Medtronic
March 17, 2014
Introduction: Medtronic is a business and educational program that uses advances in technology to manufacture heart stents. This start-up business has grown to be located in four different geographical regions in order to supply patients with adequate devices to equipped them for a better, more active life. As a field trip during freshman year, we were exposed to the inner workings of heart stents, including the design process, fatigue testing, implantation, and comparison to similar animal organs.
Heart Stents: Before heart stents, bypass operations were performed if a person contained a clogged artery. This surgery required the rerouting of an artery in order to skip over the passage way that was blocked. Heart stents are small flexible metal contraptions that open arteries in order to allow blood to flow more easily through the passageway. In order to decrease the chances of infection, bendable catheters are inserted into the femoral artery in the upper thigh. The rod is pushed through the patient, following the path of the circulatory system. This use makes the incision point smaller and the operation less risky. For a more detailed reason for heart stents and their purpose, visit my website page here. *Also has pictures.
My Favorite: The most interesting part of the field trip was the demonstration of the mechanics of a heart and the methods used to insert a heart stent. One of the scientist cut open a pig's heart to show the interior sections and the connecting veins and arteries. This portion showed the similarities between humans and animals. It was also an amazing visual to see the heart stents in action to hold open a pathway towards the heart. We were actually allowed to touch the organ and feel the weight of it; our class also got to touch the valves that controlled blood flow.
Another cool part of our field trip was the new techniques developed to place a heart stent safely inside a patient without as much potential for infections. New catheters have been produced so doctors no longer need to cut open an entire limb to access the damaged pathway. Instead, a small incision is made at the thigh and a long flexible rod is placed into the artery. Like a pipet, a scrolling wheel pushes the tube closer to the heart by following the natural path of the artery. Once the heart stent is in position, a button releases the material and it expands to fit the passage are exiting the tube. The remaining part of the catheter is extracted leaving the heart stent in place. This new method helps reduce the possibilities of infection and makes the surgery more efficient. I found it fascinating that one simple bending tube with mechanical controls at the base has the ability to travel through major parts of your body and safely carry and deposit a device effectively near your heart. I learned that doctors make the incision in an arm or leg, not directly near the heart.

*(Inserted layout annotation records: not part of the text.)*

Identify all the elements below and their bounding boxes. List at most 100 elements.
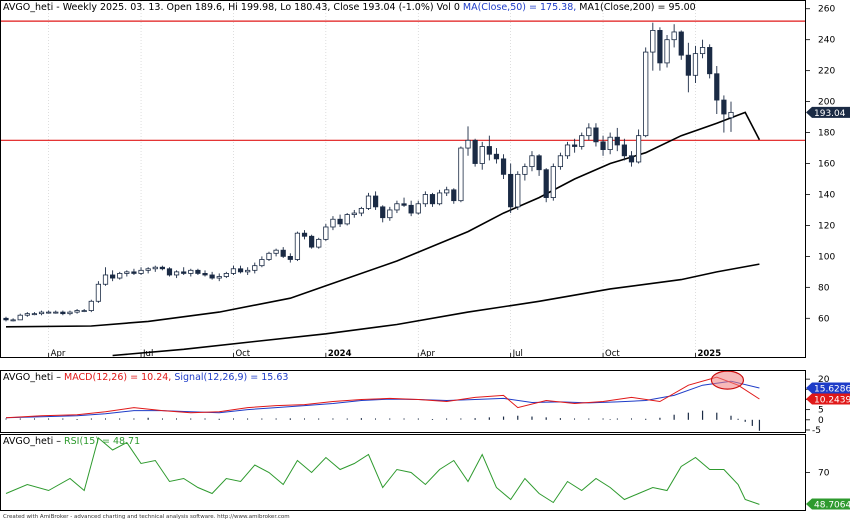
candle	[685, 42, 691, 93]
candle	[195, 268, 201, 275]
y-tick-label: 120	[818, 221, 835, 231]
macd-y-tick-label: -5	[812, 426, 821, 436]
candle	[628, 151, 635, 167]
price-candles	[3, 22, 734, 322]
candle	[429, 192, 436, 207]
candle-body	[95, 283, 102, 302]
candle	[614, 127, 620, 152]
macd-last-tag: 15.6286	[806, 382, 850, 395]
candle	[60, 310, 66, 316]
candle	[280, 247, 286, 258]
candle-body	[394, 203, 400, 211]
candle	[529, 151, 535, 172]
candle	[316, 237, 322, 249]
price-panel-frame	[0, 0, 806, 358]
candle-body	[159, 266, 165, 270]
rsi-y-tick-label: 70	[818, 469, 830, 479]
candle	[81, 309, 87, 313]
candle-body	[223, 273, 229, 277]
candle-body	[543, 169, 549, 198]
candle-body	[38, 311, 45, 315]
rsi-line	[5, 437, 760, 505]
candle	[152, 265, 158, 272]
candle	[145, 267, 151, 274]
candle-body	[166, 268, 173, 276]
candle	[579, 132, 585, 150]
candle	[3, 316, 9, 322]
x-tick-label: Jul	[142, 349, 153, 359]
candle	[337, 214, 343, 227]
candle-body	[110, 274, 116, 279]
candle-body	[373, 195, 379, 208]
candle-body	[529, 155, 535, 168]
candle	[607, 132, 613, 155]
candle-body	[209, 274, 215, 279]
candle-body	[131, 271, 137, 274]
candle-body	[3, 317, 9, 321]
candle	[479, 141, 485, 170]
rsi-last-tag-box	[806, 498, 850, 510]
candle	[408, 200, 414, 217]
candle-body	[493, 153, 500, 160]
macd-last-tag: 10.2439	[806, 393, 850, 405]
last-price-tag-label: 193.04	[814, 109, 846, 119]
signal-line	[5, 380, 760, 419]
candle-body	[678, 31, 684, 56]
macd-y-tick-label: 0	[818, 416, 824, 426]
macd-last-tag-label: 10.2439	[814, 395, 850, 405]
x-tick-label: Oct	[605, 349, 620, 359]
x-tick-label: Apr	[420, 349, 435, 359]
y-tick-label: 60	[818, 314, 830, 324]
candle	[252, 262, 258, 274]
candle	[472, 138, 478, 167]
candle	[728, 101, 734, 132]
candle-body	[635, 135, 642, 163]
candle-body	[500, 158, 507, 175]
candle	[294, 231, 301, 262]
candle	[650, 22, 656, 71]
candle	[95, 281, 102, 303]
price-y-axis-ticks: 60 80 100 120 140 160 180 200 220 240 260	[806, 5, 835, 324]
candle	[564, 141, 571, 159]
candle	[692, 45, 699, 84]
ma50-line	[5, 111, 761, 328]
candle-body	[202, 273, 208, 276]
candle	[643, 47, 649, 138]
candle-body	[557, 155, 564, 168]
candle	[358, 206, 364, 217]
candle	[365, 192, 372, 210]
candle-body	[252, 265, 258, 271]
macd-line	[5, 376, 760, 419]
candle-body	[465, 139, 471, 149]
candle-body	[351, 212, 357, 215]
candle-body	[685, 54, 691, 76]
candle-body	[387, 209, 393, 219]
candle	[493, 148, 500, 164]
macd-last-tag-box	[806, 393, 850, 405]
candle	[387, 206, 393, 221]
candle-body	[88, 300, 94, 311]
candle	[124, 270, 130, 277]
candle	[237, 265, 244, 274]
candle	[678, 30, 684, 60]
candle	[24, 312, 30, 317]
candle-body	[124, 271, 130, 274]
candle	[635, 129, 642, 164]
candle-body	[245, 269, 251, 273]
macd-histogram	[5, 410, 761, 431]
rsi-y-axis-ticks: 70	[806, 469, 830, 479]
y-tick-label: 200	[818, 98, 835, 108]
rsi-title: AVGO_heti – RSI(15) = 48.71	[3, 436, 140, 447]
candle-body	[692, 53, 699, 76]
candle-body	[429, 194, 436, 205]
candle	[436, 189, 443, 206]
candle	[707, 44, 713, 79]
candle-body	[259, 259, 265, 267]
candle	[572, 138, 578, 153]
candle	[593, 123, 599, 147]
candle-body	[479, 146, 485, 164]
candle-body	[621, 144, 627, 157]
candle-body	[287, 255, 293, 260]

Another cool part of our field trip was the new techniques developed to place a heart stent safely inside a patient without as much potential for infections. New catheters have been produced so doctors no longer need to cut open an entire limb to access the damaged pathway. Instead, a small incision is made at the thigh and a long flexible rod is placed into the artery. Like a pipet, a scrolling wheel pushes the tube closer to the heart by following the natural path of the artery. Once the heart stent is in position, a button releases the material and it expands to fit the passage are exiting the tube. The remaining part of the catheter is extracted leaving the heart stent in place. This new method helps reduce the possibilities of infection and makes the surgery more efficient. I found it fascinating that one simple bending tube with mechanical controls at the base has the ability to travel through major parts of your body and safely carry and deposit a device effectively near your heart. I learned that doctors make the incision in an arm or leg, not directly near the heart.

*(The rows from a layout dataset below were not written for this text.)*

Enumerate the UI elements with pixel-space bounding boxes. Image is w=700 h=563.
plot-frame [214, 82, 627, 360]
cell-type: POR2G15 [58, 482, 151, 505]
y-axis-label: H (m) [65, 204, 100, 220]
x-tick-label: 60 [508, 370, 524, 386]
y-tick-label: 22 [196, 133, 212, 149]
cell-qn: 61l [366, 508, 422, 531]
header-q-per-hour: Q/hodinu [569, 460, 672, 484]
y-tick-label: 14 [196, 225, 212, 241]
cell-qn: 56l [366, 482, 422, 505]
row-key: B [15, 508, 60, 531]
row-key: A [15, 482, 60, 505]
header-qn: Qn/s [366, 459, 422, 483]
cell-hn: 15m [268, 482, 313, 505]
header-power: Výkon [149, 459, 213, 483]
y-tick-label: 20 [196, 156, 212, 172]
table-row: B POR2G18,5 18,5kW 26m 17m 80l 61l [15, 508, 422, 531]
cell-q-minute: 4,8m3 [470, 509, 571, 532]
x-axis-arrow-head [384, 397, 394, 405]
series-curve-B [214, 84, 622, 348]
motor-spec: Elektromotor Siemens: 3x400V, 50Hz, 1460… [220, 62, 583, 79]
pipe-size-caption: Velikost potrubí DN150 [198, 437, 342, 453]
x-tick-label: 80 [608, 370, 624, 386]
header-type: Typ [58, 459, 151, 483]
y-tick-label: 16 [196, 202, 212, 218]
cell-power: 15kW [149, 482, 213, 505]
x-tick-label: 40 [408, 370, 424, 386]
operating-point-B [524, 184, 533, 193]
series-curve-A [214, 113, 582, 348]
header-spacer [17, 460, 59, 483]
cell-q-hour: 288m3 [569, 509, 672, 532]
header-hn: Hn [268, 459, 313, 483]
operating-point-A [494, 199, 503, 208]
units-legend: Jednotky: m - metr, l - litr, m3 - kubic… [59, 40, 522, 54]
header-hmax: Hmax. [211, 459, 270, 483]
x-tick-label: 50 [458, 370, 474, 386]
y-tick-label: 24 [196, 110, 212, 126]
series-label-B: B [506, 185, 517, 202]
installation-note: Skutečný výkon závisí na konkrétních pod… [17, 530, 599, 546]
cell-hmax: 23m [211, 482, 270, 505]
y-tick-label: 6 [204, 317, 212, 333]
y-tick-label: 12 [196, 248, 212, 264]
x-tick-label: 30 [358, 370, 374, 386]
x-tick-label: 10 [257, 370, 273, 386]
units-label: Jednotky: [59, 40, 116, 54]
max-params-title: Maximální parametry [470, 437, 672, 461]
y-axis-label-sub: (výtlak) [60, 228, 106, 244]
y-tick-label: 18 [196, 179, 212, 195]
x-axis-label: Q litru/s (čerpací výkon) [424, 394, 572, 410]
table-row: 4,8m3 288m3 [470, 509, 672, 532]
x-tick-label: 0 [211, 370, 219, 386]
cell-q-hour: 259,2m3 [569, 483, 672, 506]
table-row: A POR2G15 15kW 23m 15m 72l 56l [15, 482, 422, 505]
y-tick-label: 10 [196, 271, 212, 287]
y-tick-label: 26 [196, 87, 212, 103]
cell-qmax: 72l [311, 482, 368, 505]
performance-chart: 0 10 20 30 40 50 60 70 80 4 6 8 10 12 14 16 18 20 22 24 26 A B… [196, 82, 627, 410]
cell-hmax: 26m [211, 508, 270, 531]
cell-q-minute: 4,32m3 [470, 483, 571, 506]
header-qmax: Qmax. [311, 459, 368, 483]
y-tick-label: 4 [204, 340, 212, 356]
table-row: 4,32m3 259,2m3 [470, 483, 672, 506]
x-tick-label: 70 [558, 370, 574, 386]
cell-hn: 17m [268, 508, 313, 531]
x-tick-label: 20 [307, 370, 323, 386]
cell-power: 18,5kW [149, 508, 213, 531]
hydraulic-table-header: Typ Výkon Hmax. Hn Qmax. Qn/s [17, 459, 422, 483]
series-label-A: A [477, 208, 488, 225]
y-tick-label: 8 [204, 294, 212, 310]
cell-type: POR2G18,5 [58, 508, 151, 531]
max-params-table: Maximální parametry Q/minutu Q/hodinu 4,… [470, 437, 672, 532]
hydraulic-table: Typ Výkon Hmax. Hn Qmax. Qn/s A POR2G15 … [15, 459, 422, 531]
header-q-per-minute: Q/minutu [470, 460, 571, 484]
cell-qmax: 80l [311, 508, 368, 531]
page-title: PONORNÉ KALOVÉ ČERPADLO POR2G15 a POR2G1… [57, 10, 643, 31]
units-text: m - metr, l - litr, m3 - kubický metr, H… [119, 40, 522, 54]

Fatigue Lab: The stents need to be thoroughly tested before being placed in a person for up to ten years. The materials and structure must be stable and sturdy enough to withstand mass amounts of blood placing pressure on the walls as it pumps through a body. In order to ensure the product is safe, the stents are placed under a simulation of vertical and horizontal movement to test the durability of the expansion. Each machine is timed to speed up the testing process by using hydrodynamic pulsation at an increased rate to take place in approximately three to six months(depending on the pressure force and number of meats per minutes). I thought it was interesting that the machines moved so quickly that human eyes could not detect the motion and we just saw a blur. however, a special strobe light placed on the shaking machine allowed us to view distinct motions of the contains. Each machine was able to hold several different stents to test simultaneously and compare the results under the exact same conditions.
Relations to Physics and Biology: This field trip showed the connections possible jobs and future careers had to the concepts we were learning about in class. The design process of hypothesizing, building models, and testing before reaching a final product was one of the major elements to many of the physics projects. The walk-through of the fatigue lab showed that people dedicate months of observations and reforms to test just one prototype before cycling through that process again. Our in class testing on models seemed like a small-scale application of the in depth tests occurring in this company. Physics were also used in the process of constructing testing machines. The machines in the fatigue lab used motion, force, and velocity to alter the conditions the prototype heart stents were placed under. Another feature that was similar to the classroom projects was the dissections. In both cases, animals were used as substitutes in order to view the internal dynamics of living organisms. In biology, we related the organ systems of frogs and perch fish to those of a human body; at Medtronic, pig hearts and livers were used to demonstrate the openings of valves and different chambers. Biology can apply to the new methods doctors and scientists are composing in order to prolong the human lifespan and redesign the circulatory operations.